The Los Angeles County Sheriff’s Department is struggling to hire all the deputies it needs and isn’t prepared to further increase patrols in unincorporated areas, officials said Tuesday.

Last year, the Board of Supervisors approved a plan to hire an additional 67 deputies to beef up patrols, at a cost of $11.6 million. Funding for another 56 deputies was mentioned as a possible second phase of the plan.

“It is not prudent for the department to move forward with the Phase II implementation due to the extraordinarily high sworn staffing vacancies,” Sheriff Jim McDonnell wrote in a report to the board.

Former county supervisor Gloria Molina had pressed for the expanded coverage after she and her staff spent weekends driving through East Los Angeles and other unincorporated neighborhoods to monitor the number of deputies on patrol and said the department came up short.

Her successor, Supervisor Hilda Solis, said Molina ended up paying for deputy overtime out of her district’s discretionary fund to get the job done.

The department reported that response times improved in the first six months of 2015 countywide when compared with the same period in 2014, even as the number of calls increased.

The response time to routine calls dropped more than 25 percent, from 49.5 minutes to 36.9 minutes.

Critical or “emergent” response times dropped 12 seconds on average countywide to 5.4 minutes.
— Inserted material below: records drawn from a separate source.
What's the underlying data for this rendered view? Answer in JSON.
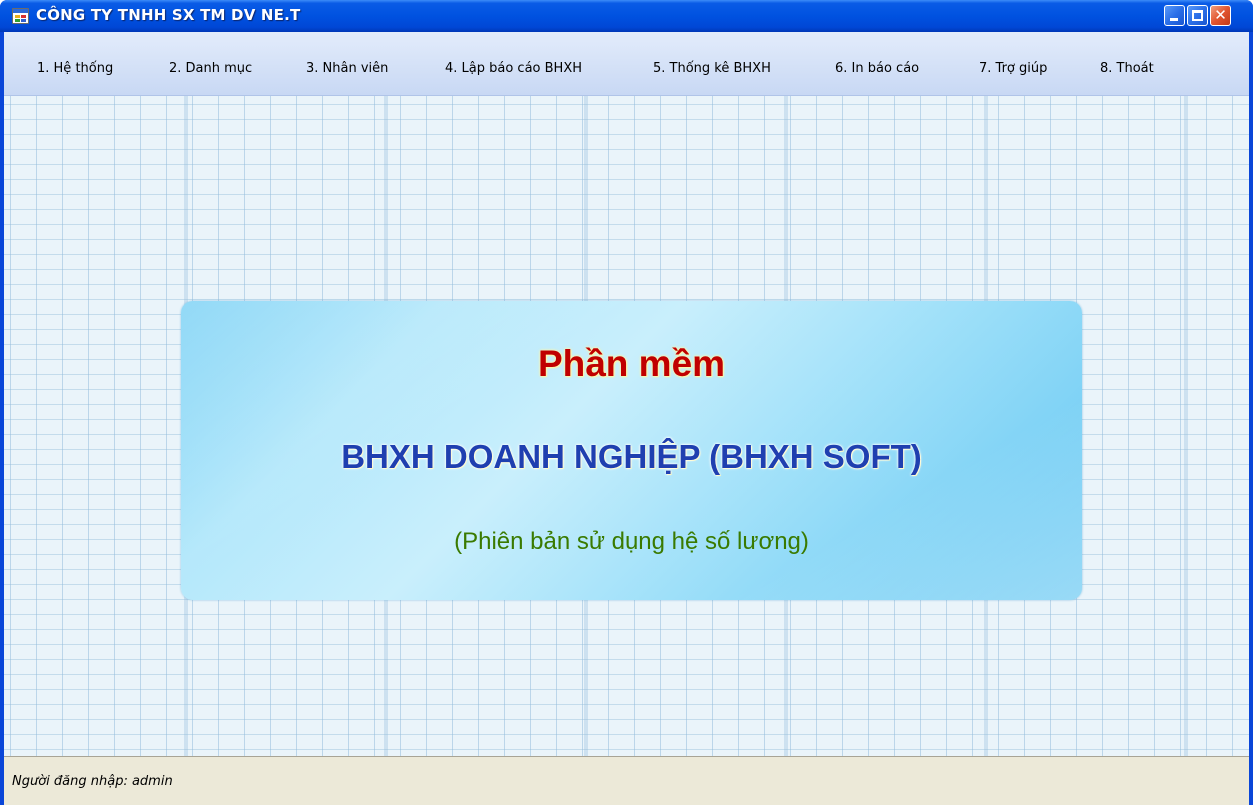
{
  "window": {
    "title": "CÔNG TY TNHH SX TM DV NE.T"
  },
  "menu": {
    "items": [
      {
        "label": "1. Hệ thống"
      },
      {
        "label": "2. Danh mục"
      },
      {
        "label": "3. Nhân viên"
      },
      {
        "label": "4. Lập báo cáo BHXH"
      },
      {
        "label": "5. Thống kê BHXH"
      },
      {
        "label": "6. In báo cáo"
      },
      {
        "label": "7. Trợ giúp"
      },
      {
        "label": "8. Thoát"
      }
    ]
  },
  "banner": {
    "title": "Phần mềm",
    "product": "BHXH DOANH NGHIỆP (BHXH SOFT)",
    "subtitle": "(Phiên bản sử dụng hệ số lương)"
  },
  "status": {
    "text": "Người đăng nhập: admin"
  },
  "icons": {
    "app": "app-window-icon",
    "minimize": "minimize-icon",
    "maximize": "maximize-icon",
    "close": "close-icon"
  },
  "colors": {
    "titlebar": "#0052e0",
    "banner_title": "#c00000",
    "banner_product": "#1f3fb0",
    "banner_subtitle": "#3a7a00"
  }
}
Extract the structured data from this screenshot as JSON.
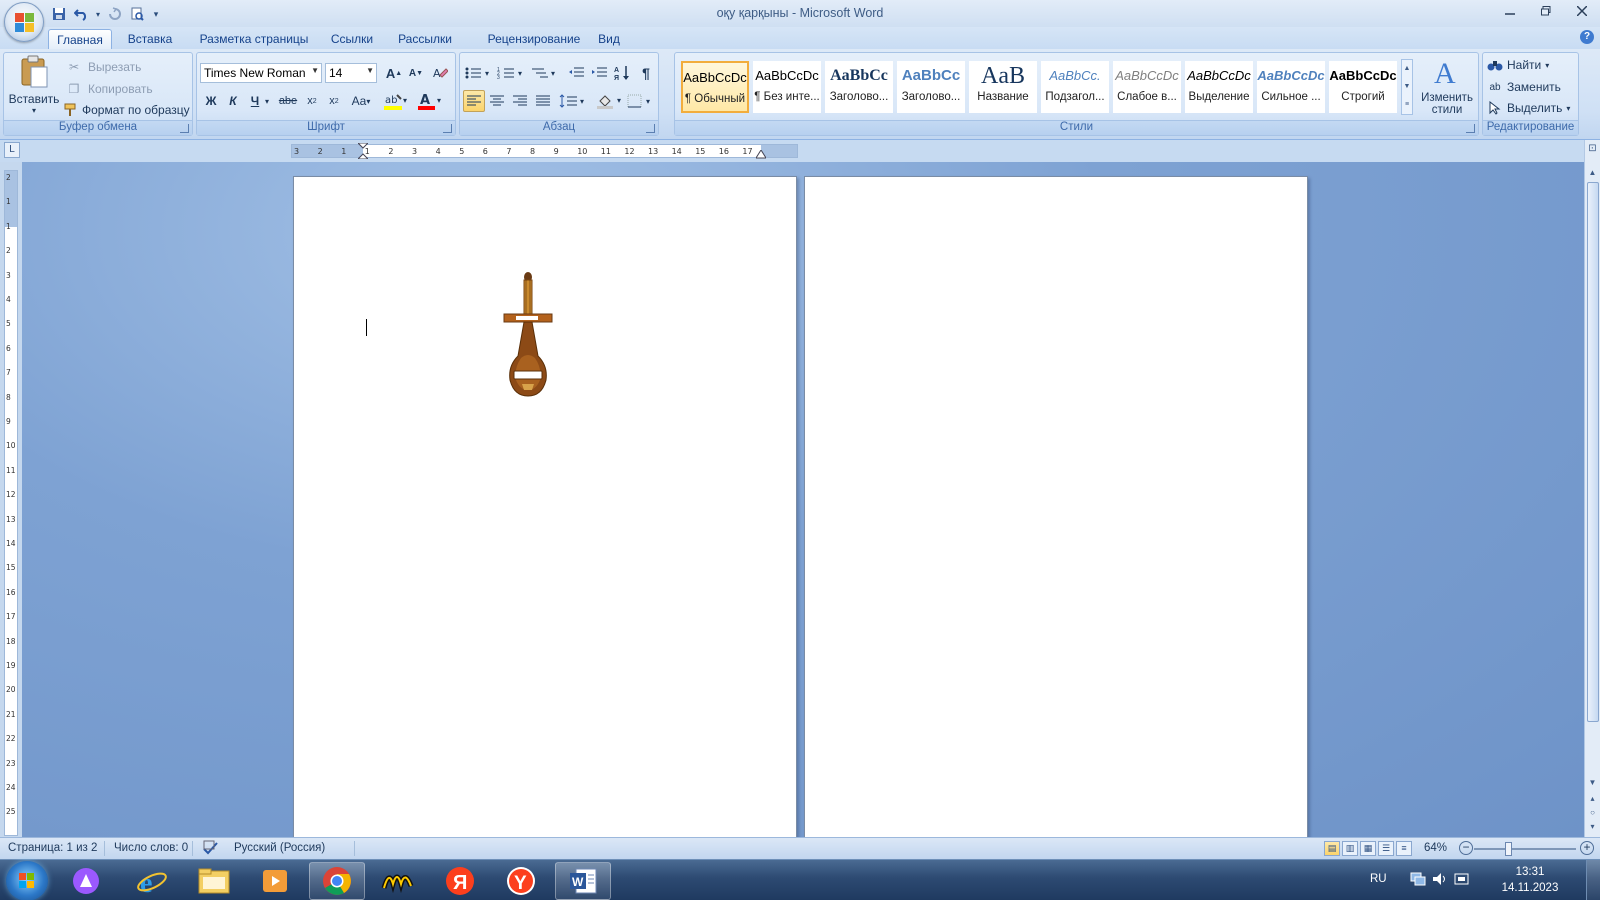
{
  "window": {
    "title": "оқу қарқыны - Microsoft Word",
    "icons": [
      "office-button-icon",
      "save-icon",
      "undo-icon",
      "redo-icon",
      "print-preview-icon",
      "customize-qat-icon",
      "minimize-icon",
      "restore-icon",
      "close-icon",
      "help-icon"
    ]
  },
  "tabs": [
    "Главная",
    "Вставка",
    "Разметка страницы",
    "Ссылки",
    "Рассылки",
    "Рецензирование",
    "Вид"
  ],
  "active_tab": "Главная",
  "clipboard": {
    "paste": "Вставить",
    "cut": "Вырезать",
    "copy": "Копировать",
    "format_painter": "Формат по образцу",
    "label": "Буфер обмена"
  },
  "font": {
    "name": "Times New Roman",
    "size": "14",
    "label": "Шрифт",
    "bold": "Ж",
    "italic": "К",
    "underline": "Ч",
    "change_case": "Aa",
    "highlight_color": "#ffff00",
    "font_color": "#ff0000"
  },
  "paragraph": {
    "label": "Абзац",
    "alignment": "left"
  },
  "styles": {
    "label": "Стили",
    "items": [
      {
        "preview": "AaBbCcDc",
        "name": "¶ Обычный"
      },
      {
        "preview": "AaBbCcDc",
        "name": "¶ Без инте..."
      },
      {
        "preview": "AaBbCc",
        "name": "Заголово..."
      },
      {
        "preview": "AaBbCc",
        "name": "Заголово..."
      },
      {
        "preview": "AaB",
        "name": "Название"
      },
      {
        "preview": "AaBbCc.",
        "name": "Подзагол..."
      },
      {
        "preview": "AaBbCcDc",
        "name": "Слабое в..."
      },
      {
        "preview": "AaBbCcDc",
        "name": "Выделение"
      },
      {
        "preview": "AaBbCcDc",
        "name": "Сильное ..."
      },
      {
        "preview": "AaBbCcDc",
        "name": "Строгий"
      }
    ],
    "change_styles_line1": "Изменить",
    "change_styles_line2": "стили"
  },
  "editing": {
    "label": "Редактирование",
    "find": "Найти",
    "replace": "Заменить",
    "select": "Выделить"
  },
  "ruler": {
    "h_ticks": [
      "3",
      "2",
      "1",
      "1",
      "2",
      "3",
      "4",
      "5",
      "6",
      "7",
      "8",
      "9",
      "10",
      "11",
      "12",
      "13",
      "14",
      "15",
      "16",
      "17"
    ],
    "v_ticks": [
      "2",
      "1",
      "1",
      "2",
      "3",
      "4",
      "5",
      "6",
      "7",
      "8",
      "9",
      "10",
      "11",
      "12",
      "13",
      "14",
      "15",
      "16",
      "17",
      "18",
      "19",
      "20",
      "21",
      "22",
      "23",
      "24",
      "25"
    ]
  },
  "status": {
    "page": "Страница: 1 из 2",
    "words": "Число слов: 0",
    "language": "Русский (Россия)",
    "zoom": "64%"
  },
  "taskbar": {
    "apps": [
      "start-button",
      "alice-app",
      "internet-explorer",
      "file-explorer",
      "media-player",
      "google-chrome",
      "yandex-market",
      "yandex",
      "yandex-browser",
      "microsoft-word"
    ],
    "language": "RU",
    "time": "13:31",
    "date": "14.11.2023"
  },
  "colors": {
    "ribbon_bg": "#cfe0f5",
    "workspace_bg": "#7ea2d3",
    "accent": "#f2ad3d",
    "taskbar": "#2d4a72"
  }
}
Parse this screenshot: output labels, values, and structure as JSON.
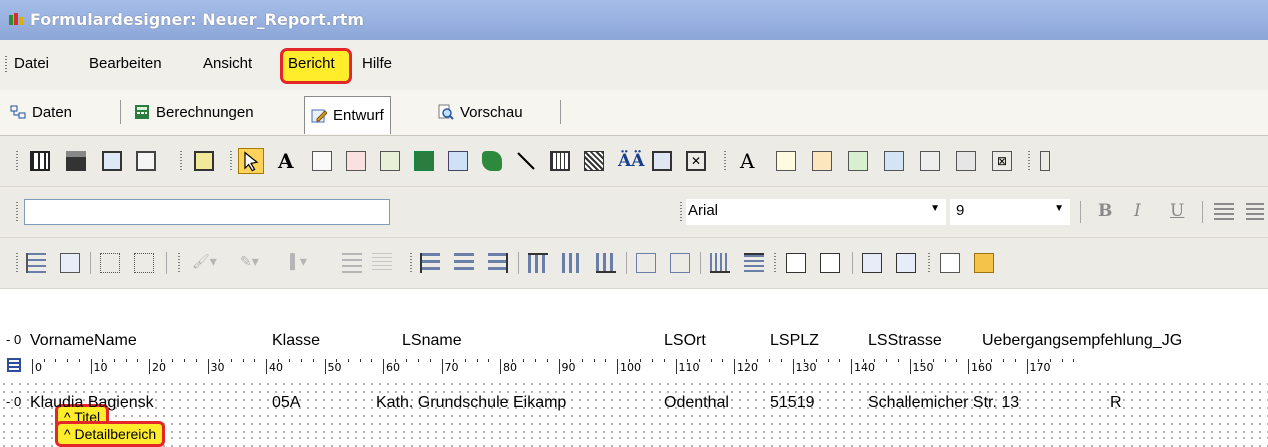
{
  "window": {
    "title": "Formulardesigner: Neuer_Report.rtm"
  },
  "menu": {
    "items": [
      "Datei",
      "Bearbeiten",
      "Ansicht",
      "Bericht",
      "Hilfe"
    ],
    "highlighted": "Bericht"
  },
  "tabs": [
    {
      "label": "Daten",
      "icon": "data-icon"
    },
    {
      "label": "Berechnungen",
      "icon": "calc-icon"
    },
    {
      "label": "Entwurf",
      "icon": "design-icon",
      "active": true
    },
    {
      "label": "Vorschau",
      "icon": "preview-icon"
    }
  ],
  "format_toolbar": {
    "edit_value": "",
    "font": "Arial",
    "font_size": "9",
    "bold": "B",
    "italic": "I",
    "underline": "U"
  },
  "ruler": {
    "labels": [
      "0",
      "10",
      "20",
      "30",
      "40",
      "50",
      "60",
      "70",
      "80",
      "90",
      "100",
      "110",
      "120",
      "130",
      "140",
      "150",
      "160",
      "170"
    ]
  },
  "title_band": {
    "marker": "- 0",
    "fields": [
      "VornameName",
      "Klasse",
      "LSname",
      "LSOrt",
      "LSPLZ",
      "LSStrasse",
      "Uebergangsempfehlung_JG"
    ],
    "label": "^ Titel"
  },
  "detail_band": {
    "marker": "- 0",
    "fields": [
      "Klaudia Bagiensk",
      "05A",
      "Kath. Grundschule Eikamp",
      "Odenthal",
      "51519",
      "Schallemicher Str. 13",
      "R"
    ],
    "label": "^ Detailbereich"
  },
  "colors": {
    "highlight_fill": "#ffec2b",
    "highlight_border": "#e4262b",
    "titlebar": "#8ba6d8"
  }
}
Deputies responding to “priority” calls now reach residents in unincorporated areas more than a half-minute faster, within 9.8 minutes on average.

Those times are all below the department’s goals for response times, which are 10 minutes for emergency calls, 20 minutes for priority calls and 60 minutes for routine calls, according to department spokeswoman Nicole Nishida.

Some residents have longer wait times. Routine call times to residents living in unincorporated areas of Lancaster and Palmdale, though also faster, average 70 and 80 minutes, respectively.

McDonnell acknowledged that more could be done to improve service, but not until the department fills more of its 584 deputy vacancies.

That total represents about 5 percent of the department’s total sworn personnel, Assistant Sheriff Todd Rogers told the board.

Recruiters are also working to diversify the force by hiring more women and minorities, using social media and other new tactics to try and reach applicants.

It takes roughly eight months to bring a new deputy on board, from the time of application through background checks, testing and medical and psychological evaluations.

In the meantime, the department manages the workload through overtime and a pilot program utilizing part-time deputies in county courtrooms.

Supervisors Don Knabe and Hilda Solis called for the department to set a target date for full staffing and report back on possible solutions to the hiring problem, including potential “structural changes.”

The board unanimously approved that motion.